Na avaliação do executivo, enquanto um terminal independente precisa disputar os volumes dos diferentes armadores, uma instalação verticalizada pode contar com cargas geradas pelo próprio grupo. Lima argumenta que essa diferença ganha relevância diante da participação da Maersk no mercado e dos acordos operacionais mantidos entre grandes companhias marítimas.

Para Lima, a questão não está na existência de um segundo terminal em Suape, mas nos efeitos que a integração entre armador e operador portuário pode produzir sobre a distribuição das cargas e a concorrência entre os terminais.

O Tecon também aponta diferenças entre os custos e obrigações associados aos dois modelos. Lima questiona se a estrutura do TUP resultará efetivamente em preços menores para os usuários e afirma que, na comparação feita pela companhia entre as tabelas públicas dos dois terminais, essa vantagem não estaria evidente.

A comparação das tabelas públicas, porém, não permite determinar isoladamente o custo efetivamente pago pelos clientes, já que condições comerciais podem ser negociadas e os serviços incluídos nas tarifas podem variar.

Destinação da área questionada

A ICTSI mantém ainda outra frente de questionamento, distinta da discussão concorrencial. A companhia contesta os procedimentos que permitiram a implantação do terminal da APM Terminals em uma área originalmente destinada à atividade de construção naval.

Segundo a empresa, o terreno onde foi construída a nova instalação tinha destinação vinculada à implantação e operação de um estaleiro. A área foi utilizada pelo Estaleiro Atlântico Sul (EAS) e, posteriormente, parte do imóvel foi adquirida pela APM Terminals.

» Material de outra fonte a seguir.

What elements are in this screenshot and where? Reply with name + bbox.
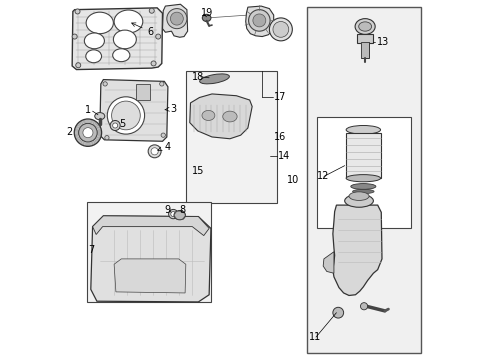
Bar (307, 7, 421, 353)
Ellipse shape (83, 128, 93, 138)
Text: 16: 16 (274, 132, 286, 142)
Ellipse shape (86, 50, 101, 63)
Ellipse shape (202, 14, 211, 22)
Ellipse shape (72, 34, 77, 39)
Text: 1: 1 (85, 105, 91, 115)
Bar (87, 202, 211, 302)
Ellipse shape (359, 22, 371, 31)
Ellipse shape (248, 10, 270, 31)
Ellipse shape (156, 34, 161, 39)
Ellipse shape (202, 111, 215, 121)
Ellipse shape (113, 30, 136, 49)
Ellipse shape (171, 12, 183, 25)
Ellipse shape (174, 211, 186, 220)
Ellipse shape (78, 123, 97, 142)
Ellipse shape (355, 19, 375, 35)
Ellipse shape (113, 123, 118, 128)
Text: 5: 5 (119, 119, 125, 129)
Polygon shape (323, 252, 334, 273)
Ellipse shape (86, 12, 113, 34)
Ellipse shape (103, 82, 107, 86)
Bar (357, 34, 373, 42)
Ellipse shape (95, 113, 105, 120)
Text: 10: 10 (287, 175, 299, 185)
Ellipse shape (161, 133, 166, 137)
Ellipse shape (114, 10, 143, 33)
Bar (361, 42, 369, 58)
Text: 8: 8 (179, 205, 185, 215)
Text: 12: 12 (317, 171, 329, 181)
Ellipse shape (333, 307, 343, 318)
Polygon shape (100, 80, 168, 141)
Ellipse shape (223, 111, 237, 122)
Ellipse shape (353, 189, 374, 194)
Ellipse shape (361, 303, 368, 310)
Ellipse shape (270, 18, 293, 41)
Ellipse shape (351, 184, 376, 189)
Bar (186, 71, 277, 203)
Text: 9: 9 (165, 205, 171, 215)
Text: 7: 7 (88, 245, 95, 255)
Bar (317, 117, 411, 228)
Ellipse shape (148, 145, 161, 158)
Text: 14: 14 (278, 150, 290, 161)
Text: 11: 11 (309, 332, 321, 342)
Text: 19: 19 (201, 8, 214, 18)
Bar (346, 134, 381, 178)
Text: 4: 4 (158, 141, 171, 152)
Ellipse shape (169, 210, 178, 219)
Polygon shape (114, 259, 186, 293)
Ellipse shape (105, 135, 109, 140)
Ellipse shape (346, 126, 381, 134)
Ellipse shape (344, 194, 373, 207)
Ellipse shape (110, 121, 120, 131)
Polygon shape (93, 216, 209, 235)
Polygon shape (91, 216, 211, 302)
Ellipse shape (349, 192, 369, 201)
Text: 18: 18 (192, 72, 204, 82)
Polygon shape (163, 4, 188, 37)
Polygon shape (333, 205, 382, 296)
Ellipse shape (151, 148, 158, 155)
Polygon shape (245, 6, 274, 37)
Ellipse shape (346, 175, 381, 182)
Ellipse shape (107, 97, 145, 134)
Ellipse shape (149, 8, 154, 13)
Polygon shape (72, 8, 163, 69)
Ellipse shape (113, 49, 130, 62)
Text: 2: 2 (67, 127, 73, 136)
Ellipse shape (112, 101, 140, 130)
Text: 15: 15 (192, 166, 204, 176)
Polygon shape (190, 94, 252, 139)
Bar (136, 84, 150, 100)
Text: 6: 6 (132, 23, 153, 37)
Ellipse shape (76, 63, 81, 68)
Ellipse shape (199, 74, 229, 84)
Ellipse shape (84, 33, 104, 49)
Text: 13: 13 (377, 37, 389, 47)
Text: 3: 3 (165, 104, 176, 114)
Ellipse shape (253, 14, 266, 27)
Ellipse shape (151, 61, 156, 66)
Ellipse shape (167, 9, 187, 29)
Ellipse shape (273, 22, 289, 37)
Ellipse shape (75, 9, 80, 14)
Ellipse shape (171, 212, 176, 217)
Ellipse shape (74, 119, 101, 146)
Ellipse shape (160, 82, 164, 86)
Text: 17: 17 (274, 92, 286, 102)
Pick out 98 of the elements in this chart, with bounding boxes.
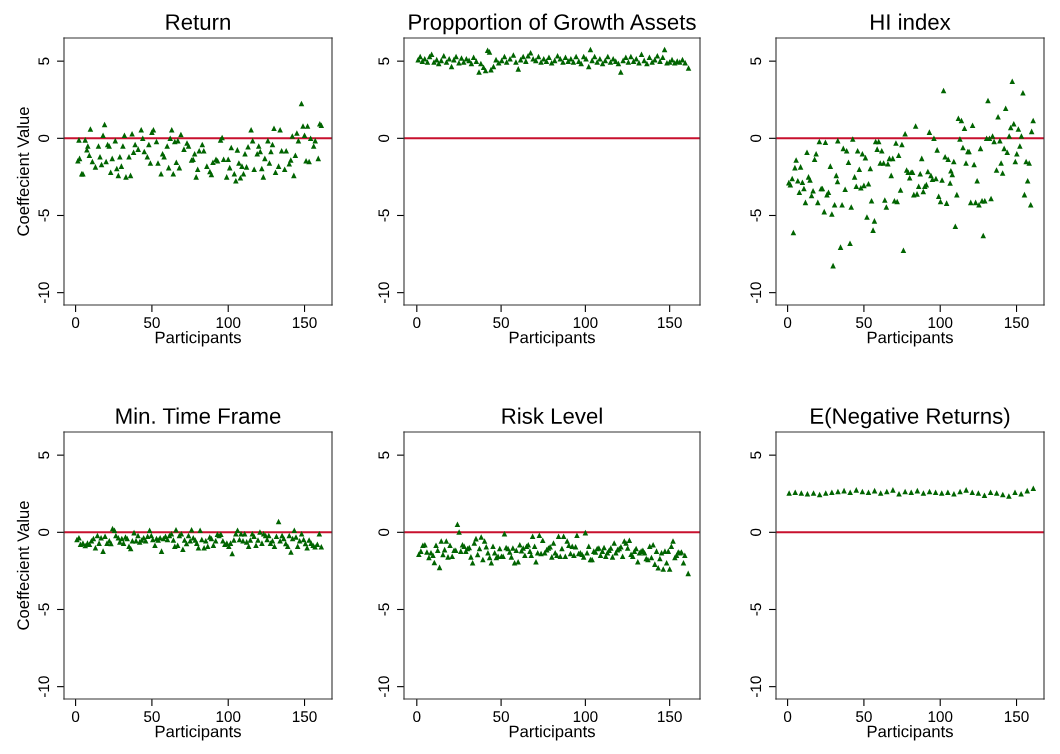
x-tick-label: 50: [144, 711, 160, 723]
x-tick-label: 0: [71, 711, 80, 723]
y-tick-label: -5: [750, 209, 762, 222]
x-tick-label: 100: [928, 711, 953, 723]
y-tick-label: -10: [378, 676, 390, 698]
x-tick-label: 100: [573, 317, 598, 329]
x-tick-label: 0: [413, 317, 421, 329]
x-tick-label: 100: [216, 317, 241, 329]
y-tick-label: 0: [378, 528, 390, 536]
x-tick-label: 150: [658, 711, 682, 723]
point: [969, 489, 976, 495]
chart-title: Risk Level: [502, 407, 602, 424]
x-tick-label: 50: [493, 711, 509, 723]
point: [981, 492, 988, 499]
point: [932, 489, 939, 495]
y-tick-label: 5: [750, 57, 762, 65]
point: [975, 490, 982, 496]
y-tick-label: -10: [378, 282, 390, 304]
x-axis-title: Participants: [509, 331, 595, 347]
point: [810, 490, 817, 496]
point: [822, 490, 829, 496]
x-tick-label: 0: [783, 711, 792, 723]
point: [1030, 485, 1037, 492]
x-tick-label: 150: [658, 317, 682, 329]
x-tick-label: 50: [144, 317, 160, 329]
point: [896, 490, 902, 497]
y-tick-label: -10: [750, 676, 762, 698]
y-tick-label: -5: [38, 209, 50, 222]
x-tick-label: 150: [1004, 317, 1029, 329]
point: [902, 488, 908, 495]
point: [920, 490, 927, 496]
y-tick-label: -10: [38, 282, 50, 304]
point: [884, 488, 890, 495]
point: [993, 490, 1000, 496]
x-tick-label: 150: [292, 711, 317, 723]
y-tick-label: -5: [38, 603, 50, 616]
y-tick-label: 0: [378, 134, 390, 142]
x-tick-label: 100: [216, 711, 241, 723]
x-tick-label: 0: [71, 317, 80, 329]
y-tick-label: 5: [38, 57, 50, 65]
point: [798, 490, 805, 496]
y-axis-title: Coeffecient Value: [16, 501, 30, 630]
point: [829, 489, 835, 495]
y-tick-label: -5: [378, 209, 390, 222]
point: [951, 490, 957, 497]
x-tick-label: 0: [413, 711, 421, 723]
point: [786, 490, 792, 496]
chart-title: Min. Time Frame: [116, 407, 281, 424]
x-tick-label: 50: [493, 317, 509, 329]
y-tick-label: -10: [38, 676, 50, 698]
point: [1000, 491, 1006, 498]
y-tick-label: -5: [378, 603, 390, 616]
x-tick-label: 150: [1004, 711, 1029, 723]
point: [945, 489, 951, 495]
x-tick-label: 50: [856, 711, 872, 723]
x-axis-title: Participants: [867, 725, 953, 741]
x-axis-title: Participants: [155, 331, 241, 347]
point: [908, 489, 914, 495]
y-tick-label: 0: [750, 134, 762, 142]
x-tick-label: 50: [856, 317, 872, 329]
point: [1012, 489, 1018, 495]
point: [853, 487, 860, 493]
chart-title: Propportion of Growth Assets: [409, 13, 696, 35]
point: [847, 489, 853, 495]
y-tick-label: 5: [38, 451, 50, 459]
y-tick-label: -10: [750, 282, 762, 304]
chart-title: E(Negative Returns): [811, 407, 1010, 429]
point: [859, 488, 866, 495]
x-tick-label: 150: [292, 317, 317, 329]
point: [792, 489, 799, 495]
y-tick-label: 0: [38, 134, 50, 142]
point: [890, 487, 896, 493]
point: [865, 489, 872, 495]
x-axis-title: Participants: [509, 725, 595, 741]
x-tick-label: 0: [783, 317, 792, 329]
x-axis-title: Participants: [155, 725, 241, 741]
chart-title: HI index: [871, 13, 951, 30]
point: [877, 490, 884, 496]
point: [938, 490, 945, 496]
point: [1018, 490, 1024, 497]
chart-title: Return: [166, 14, 230, 30]
y-tick-label: 0: [38, 528, 50, 536]
point: [987, 489, 994, 495]
point: [1006, 493, 1012, 499]
y-tick-label: 5: [378, 451, 390, 459]
x-axis-title: Participants: [867, 331, 953, 347]
point: [816, 491, 823, 498]
point: [963, 487, 969, 493]
y-tick-label: -5: [750, 603, 762, 616]
point: [1024, 487, 1030, 494]
y-tick-label: 0: [750, 528, 762, 536]
y-tick-label: 5: [378, 57, 390, 65]
point: [804, 490, 811, 497]
y-axis-title: Coeffecient Value: [16, 107, 30, 236]
y-tick-label: 5: [750, 451, 762, 459]
x-tick-label: 100: [573, 711, 598, 723]
x-tick-label: 100: [928, 317, 953, 329]
point: [914, 487, 921, 494]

A ICTSI questiona os atos que permitiram alterar a finalidade da área para a movimentação de contêineres.

O tema foi levado ao Tribunal de Contas da União (TCU). O questionamento é diferente daquele apresentado ao Cade: enquanto a discussão concorrencial envolve os efeitos da transferência de cargas e da integração entre armador e terminal, a frente patrimonial trata da destinação original da área e dos procedimentos adotados para permitir seu uso em outra atividade.

Lima afirma que o Tecon Suape não se opõe à entrada de concorrentes nem à disputa por novos volumes. “Se vier contêiner a mais, de outros lugares, e fragmentar o mercado, vamos disputar, vamos concorrer. Agora, predar a carga que já existe, aí não é competição, é predação. A gente tem que fazer uma linha entre o que é competição e o que é predação”, diz.